May 25, 2018 02:01 PM

Sina Plans Secondary Listing in Hong Kong: Sources

Sina's headquarters is in Beijing, May 7, 2018. Photo: VCG
Sina's headquarters is in Beijing, May 7, 2018. Photo: VCG

(Reuters/IFR) — Chinese web portal and social media firm Sina Corp. is planning a secondary listing in Hong Kong, in what would be one of the first floats to take advantage of the city’s new rules designed to attract tech equity offerings, two sources said.

Nasdaq-listed Sina, which has a 46 percent stake in China’s Twitter-like Weibo Corp., is working with advisers on the listing that will likely take place in the fourth quarter, said the sources with direct knowledge of the matter.

The offering size is yet to be finalized, the sources said on condition on anonymity as the deal details were confidential.

Sina did not respond to a request for comment.

The listing plan comes at a time when Hong Kong Exchanges and Clearing Ltd. has loosened its rules to woo Chinese new-economy companies, including tech firms and early-stage drug developers, to list in the Asian financial hub.

Under the new rules, firms in Greater China that listed in New York or on the main board of the London Stock Exchange on or before Dec. 15 are allowed to list in Hong Kong with their existing weighted voting rights structures — which give greater powers to founding shareholders.

This is a big shift for Hong Kong, whose one-share-one-vote principle has for 30 years blocked efforts by tycoons from Li Ka-shing to Alibaba’s Jack Ma to list alternative shareholding structures.

Alibaba held its record $25 billion public float in New York in 2014 after Hong Kong refused to accept its governance structure, where a self-selecting group of senior managers control the majority of board appointments.

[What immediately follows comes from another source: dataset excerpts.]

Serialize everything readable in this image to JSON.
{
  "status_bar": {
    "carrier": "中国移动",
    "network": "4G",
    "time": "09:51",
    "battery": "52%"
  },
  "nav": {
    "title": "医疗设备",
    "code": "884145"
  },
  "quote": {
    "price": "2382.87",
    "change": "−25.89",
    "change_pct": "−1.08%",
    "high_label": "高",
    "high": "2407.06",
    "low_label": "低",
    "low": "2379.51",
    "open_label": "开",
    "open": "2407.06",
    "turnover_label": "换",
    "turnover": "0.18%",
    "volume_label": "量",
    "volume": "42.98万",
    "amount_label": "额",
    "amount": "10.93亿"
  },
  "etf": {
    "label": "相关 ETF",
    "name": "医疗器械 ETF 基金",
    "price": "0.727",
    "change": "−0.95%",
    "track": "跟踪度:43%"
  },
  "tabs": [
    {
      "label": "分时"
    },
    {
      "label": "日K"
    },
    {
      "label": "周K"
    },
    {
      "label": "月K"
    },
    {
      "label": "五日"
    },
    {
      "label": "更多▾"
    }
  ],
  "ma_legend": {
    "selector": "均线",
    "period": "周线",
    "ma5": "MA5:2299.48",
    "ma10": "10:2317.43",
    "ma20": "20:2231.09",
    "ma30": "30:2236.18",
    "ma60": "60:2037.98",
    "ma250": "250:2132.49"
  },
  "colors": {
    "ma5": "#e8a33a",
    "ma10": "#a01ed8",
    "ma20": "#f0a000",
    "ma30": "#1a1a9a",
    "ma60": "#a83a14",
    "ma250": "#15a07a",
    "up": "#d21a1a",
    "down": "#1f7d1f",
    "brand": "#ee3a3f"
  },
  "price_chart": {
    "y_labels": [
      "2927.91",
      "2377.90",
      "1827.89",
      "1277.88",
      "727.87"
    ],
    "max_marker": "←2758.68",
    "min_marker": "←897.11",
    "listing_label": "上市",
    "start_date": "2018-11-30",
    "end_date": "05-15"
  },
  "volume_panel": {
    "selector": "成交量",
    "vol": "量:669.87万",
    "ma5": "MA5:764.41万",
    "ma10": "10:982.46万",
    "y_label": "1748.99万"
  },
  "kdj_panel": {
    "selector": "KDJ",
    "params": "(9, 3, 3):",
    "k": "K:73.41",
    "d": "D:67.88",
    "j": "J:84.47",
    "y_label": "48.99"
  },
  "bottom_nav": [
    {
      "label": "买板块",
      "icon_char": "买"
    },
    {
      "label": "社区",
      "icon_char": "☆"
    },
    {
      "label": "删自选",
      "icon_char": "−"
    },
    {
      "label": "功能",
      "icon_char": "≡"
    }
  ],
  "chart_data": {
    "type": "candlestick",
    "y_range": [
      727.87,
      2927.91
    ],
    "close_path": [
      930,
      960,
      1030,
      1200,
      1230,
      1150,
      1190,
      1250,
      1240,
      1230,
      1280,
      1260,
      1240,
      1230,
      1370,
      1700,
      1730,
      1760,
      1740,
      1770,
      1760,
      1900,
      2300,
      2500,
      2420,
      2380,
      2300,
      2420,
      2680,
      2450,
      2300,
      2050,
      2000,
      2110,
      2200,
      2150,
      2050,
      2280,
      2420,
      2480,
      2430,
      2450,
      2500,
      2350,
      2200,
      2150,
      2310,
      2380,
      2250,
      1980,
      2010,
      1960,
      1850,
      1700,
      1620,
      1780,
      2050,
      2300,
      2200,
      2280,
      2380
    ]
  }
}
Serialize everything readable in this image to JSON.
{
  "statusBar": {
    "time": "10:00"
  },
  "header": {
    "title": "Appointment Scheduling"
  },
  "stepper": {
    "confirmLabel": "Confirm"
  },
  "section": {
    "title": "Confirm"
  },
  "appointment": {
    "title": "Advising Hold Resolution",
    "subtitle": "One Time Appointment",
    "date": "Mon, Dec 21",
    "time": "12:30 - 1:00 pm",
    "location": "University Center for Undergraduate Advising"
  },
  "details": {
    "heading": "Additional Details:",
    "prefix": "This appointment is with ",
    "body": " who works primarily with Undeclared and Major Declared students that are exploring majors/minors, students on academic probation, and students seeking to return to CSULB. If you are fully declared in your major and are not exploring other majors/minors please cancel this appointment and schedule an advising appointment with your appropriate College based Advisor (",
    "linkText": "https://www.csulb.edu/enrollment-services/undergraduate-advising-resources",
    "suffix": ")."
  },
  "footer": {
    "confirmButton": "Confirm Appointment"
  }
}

Hong Kong is hoping that easing rules for secondary listings and allowing primary listing of companies with dual-class shares will help it compete better with New York and mainland China.

Shanghai and Shenzhen have also begun courting the same set of offshore-listed tech firms for a form of secondary listing through the development of Chinese depositary receipts (CDRs).

But according to draft rules issued by the China Securities Regulatory Commission, tech firms listed overseas must have a market value of at least 200 billion yuan ($31.32 billion), leaving only four — Alibaba Group Holding Ltd., Tencent Holdings Ltd., Inc. and Baidu Inc. — eligible for CDRs.

Hong Kong's secondary listing rules allow mainland companies valued at more than HK$40 billion ($5.10 billion) to float.

Sina has a market capitalization of about $6.5 billion.

As one of China’s first tech firms to list on the Nasdaq Stock Market, in 2000, Sina, incorporated in the Cayman Islands with dual-class shares, makes most of its revenue from online advertising on its news portals and Weibo. That has worried investors as the growth rate of Chinese online advertising slows.

Sina shares have slipped 26% over the three months, versus a 1.2% gain in the Nasdaq Composite Index.